ACE: La educación arquitectónica es clave para un futuro sostenible. ¿Cuáles son las nuevas tendencias y tendencias emergentes? ¿Qué ves que está evolucionando en la nueva generación de arquitectos?
Rudolf Gräf: Veo un interés más amplio en el tema del espacio y la sociedad, no solo en el diseño y los edificios. Veo un alcance más amplio y una comprensión más profunda de lo que hace que la arquitectura. La interconexión entre el espacio y la sociedad que se expresa en la arquitectura se entiende mucho mejor ahora que cuando comencé mis estudios. Me gustaría hacer referencia a una iniciativa increíble en Rumania, desde hace varios años, llamada De-a Arhitectura, que lleva el pensamiento arquitectónico a las primeras clases escolares, para niños de 5 a 10 años. Es un proyecto increíble con resultados sorprendentes, con un gran número de voluntarios. En mi opinión, este es el proyecto educativo más exitoso de Rumanía e incluso el proyecto arquitectónico más exitoso que he visto.
ACE: ¿Cuál es tu consejo para los jóvenes arquitectos?
Rudolf Gräf: Sería ser empático hacia los usuarios de su edificio, compañeros de trabajo y hacia el entorno social, natural e histórico en el que construye.
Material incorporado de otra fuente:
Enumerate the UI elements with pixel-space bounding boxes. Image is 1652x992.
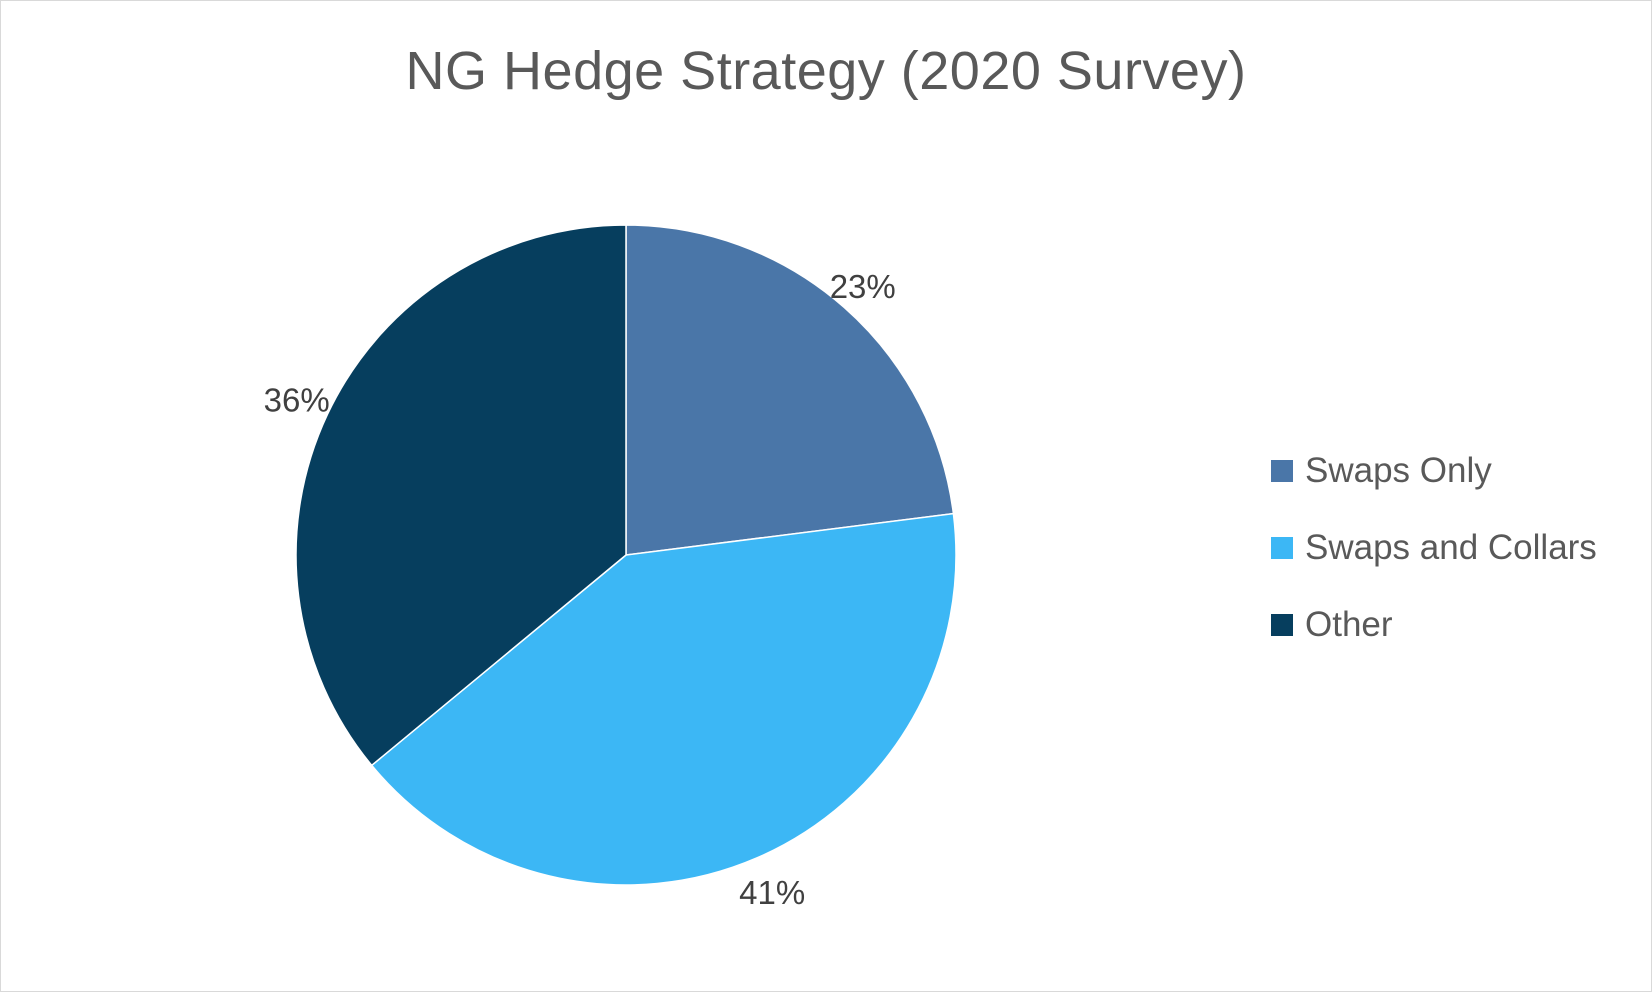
legend-item-swaps-only: Swaps Only <box>1271 451 1597 490</box>
data-label-other: 36% <box>264 382 330 419</box>
pie-slice-swaps-and-collars <box>370 512 957 886</box>
legend-item-other: Other <box>1271 605 1597 644</box>
pie-slices <box>295 224 957 886</box>
pie-slice-other <box>295 224 627 767</box>
pie-data-labels: 23% 41% 36% <box>264 268 896 911</box>
legend-label: Swaps Only <box>1305 451 1492 490</box>
legend-swatch <box>1271 614 1293 636</box>
legend-label: Swaps and Collars <box>1305 528 1597 567</box>
legend-item-swaps-and-collars: Swaps and Collars <box>1271 528 1597 567</box>
chart-title: NG Hedge Strategy (2020 Survey) <box>405 41 1247 101</box>
pie-slice-swaps-only <box>625 224 955 556</box>
legend-swatch <box>1271 537 1293 559</box>
chart-legend: Swaps Only Swaps and Collars Other <box>1271 451 1597 684</box>
legend-swatch <box>1271 460 1293 482</box>
legend-label: Other <box>1305 605 1393 644</box>
data-label-swaps-only: 23% <box>830 268 896 305</box>
data-label-swaps-and-collars: 41% <box>739 874 805 911</box>
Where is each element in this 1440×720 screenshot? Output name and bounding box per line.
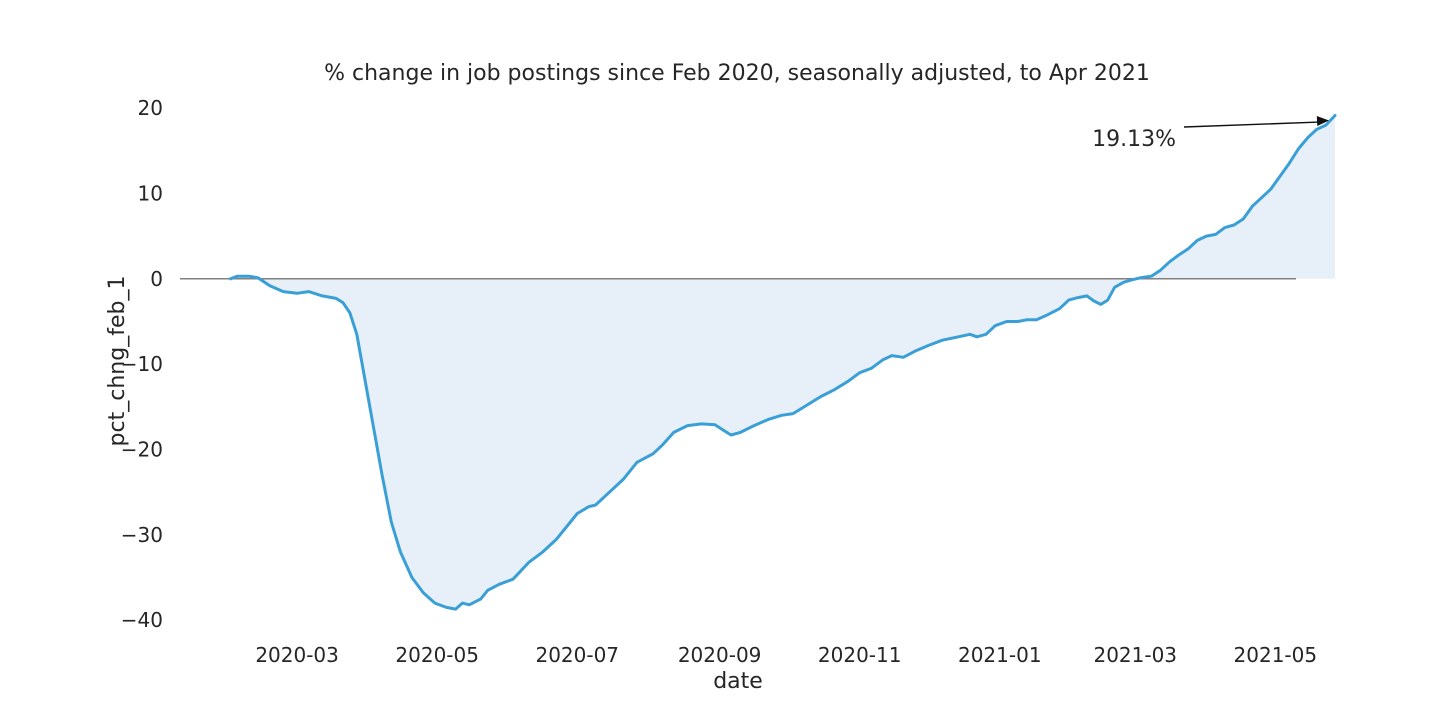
y-tick-label: −20: [121, 437, 163, 461]
y-tick-label: 20: [138, 96, 163, 120]
x-tick-label: 2020-03: [255, 643, 339, 667]
area-fill: [230, 115, 1335, 610]
y-tick-label: −10: [121, 352, 163, 376]
y-tick-label: 10: [138, 181, 163, 205]
y-tick-label: −30: [121, 523, 163, 547]
annotation-arrowhead: [1316, 116, 1330, 127]
y-axis: 20 10 0 −10 −20 −30 −40: [121, 96, 163, 632]
chart-title: % change in job postings since Feb 2020,…: [324, 61, 1150, 86]
x-tick-label: 2020-07: [535, 643, 619, 667]
plot-area: [180, 114, 1337, 611]
x-tick-label: 2020-05: [395, 643, 479, 667]
x-tick-label: 2020-09: [678, 643, 762, 667]
y-tick-label: −40: [121, 608, 163, 632]
x-tick-label: 2021-05: [1234, 643, 1318, 667]
x-tick-label: 2021-03: [1093, 643, 1177, 667]
annotation-arrow: [1183, 121, 1320, 128]
x-tick-label: 2021-01: [958, 643, 1042, 667]
x-axis-label: date: [713, 669, 763, 694]
x-axis: 2020-03 2020-05 2020-07 2020-09 2020-11 2021-…: [255, 643, 1317, 667]
y-tick-label: 0: [150, 267, 163, 291]
peak-annotation: 19.13%: [1092, 116, 1330, 152]
y-axis-label: pct_chng_feb_1: [105, 276, 130, 447]
x-tick-label: 2020-11: [818, 643, 902, 667]
series-line: [229, 114, 1337, 611]
annotation-label: 19.13%: [1092, 127, 1176, 152]
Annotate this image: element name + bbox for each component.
Esto es una gran cosa, y esto es algo que también se puede estudiar; algunos lo hacen naturalmente, otros no, pero creo que debería ser parte de la educación.Cuando empecé, no había Erasmus. Rumanía entonces no formaba parte de la UE, por lo que solo unos pocos de nosotros tuvimos la oportunidad de estudiar en el extranjero. Mientras tanto, en nuestra oficina, todos los jóvenes de la generación estudiaban en el extranjero con Erasmus, creo que es una de las mejores cosas que puedes hacer. Lo he vuelto a ver en Ucrania, creo que no tuvieron acceso a la educación europea hasta 2017, por lo que ahora es mucho más fácil para los estudiantes estudiar y viajar por Europa. Lo he visto también en Rumanía y Ucrania, esta apertura hacia Europa es una gran oportunidad para muchos jóvenes e inteligentes y creo que volver a tu propio país no es difícil en absoluto, por el contrario, puedes volver con una nueva visión de las cosas.
Lea la entrevista en rumano.
ACERCA DE
Rudolf Gräf es arquitecto licenciado en la Universidad Tecnológica de Graz (TU Graz), cofundador de la oficina de Vitamin Architects en Timișoara y ha trabajado en proyectos de cooperación internacional entre Alemania y Rumania, así como Alemania y Ucrania, centrándose en proyectos integrados de planificación urbana y revitalización del patrimonio a prueba de clima.